Twenty years after Bosnia and Rwanda, it is clear that political choices matter. Bosnia’s experience suggests that ethno-federalism freezes existing ethnic divisions and promotes corruption, which stymies economic growth.In Rwanda, the Rwandan Patriotic Front (RPF) and its leader President Paul Kagame, whose military victory ended the 1994 genocide, dominate politics. Ethnic groups are constitutionally prohibited from organizing as political parties, which has prevented ethnic polarization. 64 percent of its parliamentarians are female, which is widely linked to the promotion of gender equality. Although the International Criminal Tribunal for Rwanda has faced criticism for its failure to address crimes committed by the RPF, community courts have tried hundreds of thousands of genocide suspects in the past decade in a historically unprecedented grassroots effort at reconciliation. Its political stability and effective provision of public goods have created one of Africa’s best business environments, and in a region marred by poverty and armed conflict it stands out as a socio-economic success story.

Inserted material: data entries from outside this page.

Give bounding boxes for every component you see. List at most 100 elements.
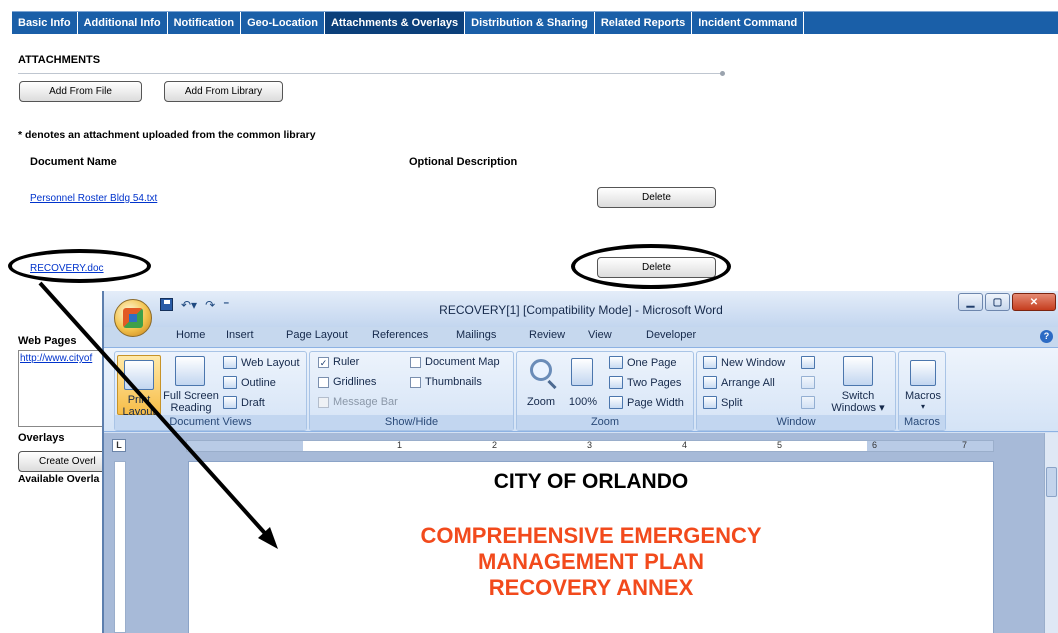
ribbon-view: Print Layout Full Screen Reading Web Lay… bbox=[104, 347, 1058, 432]
minimize-icon[interactable]: ▁ bbox=[958, 293, 983, 311]
subtitle-line: COMPREHENSIVE EMERGENCY bbox=[420, 523, 762, 548]
tab-attachments-overlays[interactable]: Attachments & Overlays bbox=[324, 12, 466, 34]
attachment-link[interactable]: Personnel Roster Bldg 54.txt bbox=[30, 193, 157, 204]
macros-button[interactable]: Macros ▾ bbox=[901, 356, 945, 416]
maximize-icon[interactable]: ▢ bbox=[985, 293, 1010, 311]
ruler-number: 6 bbox=[872, 440, 878, 450]
help-icon[interactable]: ? bbox=[1040, 330, 1053, 343]
full-screen-label-2: Reading bbox=[170, 402, 212, 414]
ruler-number: 3 bbox=[587, 440, 593, 450]
ruler-number: 4 bbox=[682, 440, 688, 450]
group-document-views: Print Layout Full Screen Reading Web Lay… bbox=[114, 351, 307, 431]
ruler-left-margin bbox=[187, 441, 303, 451]
tab-basic-info[interactable]: Basic Info bbox=[12, 12, 78, 34]
ribbon-tab-view[interactable]: View bbox=[588, 329, 612, 341]
one-page-button[interactable]: One Page bbox=[609, 356, 677, 369]
word-window: ↶▾ ↷ ⁼ RECOVERY[1] [Compatibility Mode] … bbox=[102, 291, 1058, 633]
ribbon-tab-references[interactable]: References bbox=[372, 329, 428, 341]
vertical-scrollbar[interactable] bbox=[1044, 433, 1058, 633]
tab-incident-command[interactable]: Incident Command bbox=[692, 12, 805, 34]
delete-button[interactable]: Delete bbox=[597, 187, 716, 208]
tab-additional-info[interactable]: Additional Info bbox=[78, 12, 168, 34]
divider-dot bbox=[720, 71, 725, 76]
subtitle-line: MANAGEMENT PLAN bbox=[477, 549, 705, 574]
outline-icon bbox=[223, 376, 237, 389]
new-window-icon bbox=[703, 356, 717, 369]
zoom-100-button[interactable]: 100% bbox=[565, 356, 601, 416]
ruler-label: Ruler bbox=[333, 356, 360, 368]
window-controls: ▁ ▢ ✕ bbox=[958, 293, 1056, 311]
zoom-button[interactable]: Zoom bbox=[521, 356, 561, 416]
document-heading: CITY OF ORLANDO bbox=[493, 470, 689, 493]
outline-label: Outline bbox=[241, 376, 276, 389]
vertical-ruler[interactable] bbox=[114, 461, 126, 633]
available-overlays-label: Available Overla bbox=[18, 473, 100, 485]
web-pages-list[interactable]: http://www.cityof bbox=[18, 350, 110, 427]
web-pages-label: Web Pages bbox=[18, 335, 77, 347]
thumbnails-label: Thumbnails bbox=[425, 376, 482, 388]
split-icon bbox=[703, 396, 717, 409]
ruler-checkbox[interactable]: ✓ Ruler bbox=[318, 356, 359, 368]
document-map-checkbox[interactable]: Document Map bbox=[410, 356, 500, 368]
scrollbar-thumb[interactable] bbox=[1046, 467, 1057, 497]
macros-icon bbox=[910, 360, 936, 386]
print-layout-label-1: Print bbox=[127, 394, 151, 406]
arrange-all-icon bbox=[703, 376, 717, 389]
ribbon-tab-review[interactable]: Review bbox=[529, 329, 565, 341]
magnifier-icon bbox=[530, 359, 552, 381]
tab-notification[interactable]: Notification bbox=[168, 12, 242, 34]
sync-scroll-icon bbox=[801, 376, 815, 389]
zoom-label: Zoom bbox=[526, 396, 556, 408]
tab-related-reports[interactable]: Related Reports bbox=[595, 12, 693, 34]
document-page[interactable]: CITY OF ORLANDO COMPREHENSIVE EMERGENCY … bbox=[188, 461, 994, 633]
switch-windows-button[interactable]: Switch Windows ▾ bbox=[829, 356, 887, 416]
draft-button[interactable]: Draft bbox=[223, 396, 265, 409]
ribbon-tab-developer[interactable]: Developer bbox=[646, 329, 696, 341]
ribbon-tab-mailings[interactable]: Mailings bbox=[456, 329, 496, 341]
thumbnails-checkbox[interactable]: Thumbnails bbox=[410, 376, 482, 388]
macros-label: Macros bbox=[904, 390, 942, 402]
two-pages-button[interactable]: Two Pages bbox=[609, 376, 681, 389]
draft-label: Draft bbox=[241, 396, 265, 409]
group-label-show-hide: Show/Hide bbox=[310, 415, 513, 430]
full-screen-reading-button[interactable]: Full Screen Reading bbox=[163, 356, 219, 418]
new-window-button[interactable]: New Window bbox=[703, 356, 785, 369]
word-window-title: RECOVERY[1] [Compatibility Mode] - Micro… bbox=[439, 303, 723, 317]
web-layout-button[interactable]: Web Layout bbox=[223, 356, 300, 369]
document-map-label: Document Map bbox=[425, 356, 500, 368]
tab-geo-location[interactable]: Geo-Location bbox=[241, 12, 325, 34]
gridlines-label: Gridlines bbox=[333, 376, 377, 388]
add-from-library-button[interactable]: Add From Library bbox=[164, 81, 283, 102]
tab-bar-filler bbox=[804, 12, 1058, 34]
checkbox-disabled-icon bbox=[318, 396, 329, 408]
tab-distribution-sharing[interactable]: Distribution & Sharing bbox=[465, 12, 595, 34]
overlays-label: Overlays bbox=[18, 432, 65, 444]
close-icon[interactable]: ✕ bbox=[1012, 293, 1056, 311]
ribbon-tab-page-layout[interactable]: Page Layout bbox=[286, 329, 348, 341]
highlight-ellipse-delete bbox=[571, 244, 731, 289]
web-page-link[interactable]: http://www.cityof bbox=[19, 351, 109, 366]
one-page-label: One Page bbox=[627, 356, 677, 369]
split-button[interactable]: Split bbox=[703, 396, 742, 409]
ruler-right-margin bbox=[867, 441, 993, 451]
arrange-all-button[interactable]: Arrange All bbox=[703, 376, 775, 389]
horizontal-ruler[interactable]: 1 2 3 4 5 6 7 bbox=[186, 440, 994, 452]
switch-windows-label-1: Switch bbox=[841, 390, 875, 402]
ribbon-tab-insert[interactable]: Insert bbox=[226, 329, 254, 341]
tab-selector-icon[interactable]: L bbox=[112, 439, 126, 452]
view-side-by-side-button[interactable] bbox=[801, 356, 815, 369]
report-tab-bar: Basic Info Additional Info Notification … bbox=[12, 11, 1058, 34]
gridlines-checkbox[interactable]: Gridlines bbox=[318, 376, 376, 388]
office-button[interactable] bbox=[114, 299, 152, 337]
page-width-button[interactable]: Page Width bbox=[609, 396, 684, 409]
print-layout-button[interactable]: Print Layout bbox=[117, 355, 161, 418]
add-from-file-button[interactable]: Add From File bbox=[19, 81, 142, 102]
split-label: Split bbox=[721, 396, 743, 409]
ribbon-tab-home[interactable]: Home bbox=[176, 329, 205, 341]
web-layout-label: Web Layout bbox=[241, 356, 300, 369]
ruler-number: 5 bbox=[777, 440, 783, 450]
section-divider bbox=[18, 73, 722, 74]
outline-button[interactable]: Outline bbox=[223, 376, 276, 389]
column-header-document-name: Document Name bbox=[30, 156, 117, 168]
checkbox-icon bbox=[318, 376, 329, 388]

Twenty years after Bosnia and Rwanda, it is clear that political choices matter. Bosnia’s experience suggests that ethno-federalism freezes existing ethnic divisions and promotes corruption, which stymies economic growth. Even if there existed no feasible alternative to Dayton in 1995, the system should have been designed to incentivize reform by including lower thresholds for decision-making and by linking aid to reform. Today the Dayton system has become engrained and Bosnia has become a cautionary tale demonstrating the pitfalls of overambitious, externally driven nation-building. In contrast, Rwanda’s efforts to move beyond ethno-politics and its commitment to investing in infrastructure and human capital show that forward-looking choices can make a huge positive difference regarding a war-torn country’s recovery. However, Rwanda’s government still needs to show that it is able to build not only effective but also increasingly inclusive political institutions. Otherwise, the country’s social contract—prosperity in return for largely unrestrained political power for the RPF—will remain fragile.
Finally, there are important lessons for the international community’s efforts to assist countries during post-conflict recoveries. In the absence of effective political systems and the presence of moderate levels of corruption, international aid tends to be a curse rather than a remedy. International agencies should pay more attention to the creation of sustainable and accountable institutions in post-conflict societies, which enable severely war-torn countries to chart their own path to recovery.
The future holds significant challenges for both Bosnia and Rwanda: In Bosnia, polarized ethnic groups must find the political will to reform their nation’s dysfunctional constitution. In Rwanda, Kagame’s last constitutionally mandated term ends in 2017, and the architect of the country’s miraculous recovery will have to demonstrate that he is willing to allow a transition to a system that guarantees political freedom and human rights. The international community could help in both cases by linking future aid to meaningful political reform. If both countries fail on these crucial tasks, the third decade of their post-genocide recovery is likely to see the reemergence of ethnically-driven violence. Should they succeed, however, each could usher in a new decade of peace and prosperity.